4.      Não conheço o Programa Nacional de Professores Visitantes na Educação Básica, citado pelo documento. No entanto, a justificativa e o objetivo da proposta que o envolve deixa entrever, salvo engano, que ela, de um lado, sanciona positivamente, a precarização da profissão docente ao invés de questioná-la. Ao contrário, parece-me que sugere aumenta-la, pois tais professores serão provavelmente contratados  (ou receberão bolsa) por tempo determinado, para suprir carências de professores que não são atraídos à atividade docente exatamente por cota dessa precariedade. Aliás esta proposição é conflitante com outra, contida na proposta, de que sejam desenvolvidas ações de valorização dos professores do EM por das quais se garanta sua dedicação exclusiva ao EM em tempo integral (esta, sim, uma medida positiva desde que a ela se acrescente “na mesma escola”)
5.      Embora os docentes que atuam na licenciatura venham há tempos fazendo críticas aos referidos cursos e propondo alternativas, a proposta sugere que o problema central das licenciaturas é o de que elas não preparam adequadamente os futuros professores em termos de manejo de métodos e técnicas pedagógicas, conferindo atenção demasiada às questões “teóricas e políticas”, estabelecendo, por essa forma uma dicotomia entre fazer e pensar, em benefício do primeiro termo. Acho que aqui as contribuições dos que trabalham nas licenciaturas é importante para questionar tal tipo de argumento, posto que ele serve, junto com outros, para não só demonizar e responsabilizar as práticas docentes como também para justificar a ênfase na reestruturação curricular do EM.
6.      As relações estabelecidas entre EP técnica e sua ampliação em articulação com o Pronatec e com o Sistema S, são como já sabido, não só a manifestação aberta da subsunção da EP aos interesses do empresariado que, se pudessem, transformariam todos os IFs em satélites do sistema como também, como já discutimos muito, forma de carreamento de recursos públicos para instituições privadas, em particular o referido Sistema S.
7.      Só vejo duas indicações positivas na proposta.
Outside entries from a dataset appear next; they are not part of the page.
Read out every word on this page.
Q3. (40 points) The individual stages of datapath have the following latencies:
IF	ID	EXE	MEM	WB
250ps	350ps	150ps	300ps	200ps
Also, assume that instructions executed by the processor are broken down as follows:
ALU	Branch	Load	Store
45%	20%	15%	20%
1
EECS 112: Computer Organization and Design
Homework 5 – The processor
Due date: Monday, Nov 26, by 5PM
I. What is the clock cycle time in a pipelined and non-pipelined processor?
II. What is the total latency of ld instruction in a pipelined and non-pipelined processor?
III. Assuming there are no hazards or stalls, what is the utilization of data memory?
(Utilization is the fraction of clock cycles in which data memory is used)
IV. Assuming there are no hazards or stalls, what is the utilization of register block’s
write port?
A primeira, já referida, diz respeito à vinculação dos professores em tempo integral às escolas de EM. A segunda liga-se com a sugestão da criação de programas de financiamento para a construção de novas escolas e o aparelhamento das já existentes melhorando sua infraestrutura.

Do meu ponto de vista trata-se de uma proposta, como já sabemos, que visa promover o EM que interessa ao empresariado, mesmo quando propõe uma base comum para este pois não tenho dúvidas de que o caráter que se pretende atribuir a tal proposta visa a preparação de quadros profissionais mais adequada aos interesses de setor da sociedade.”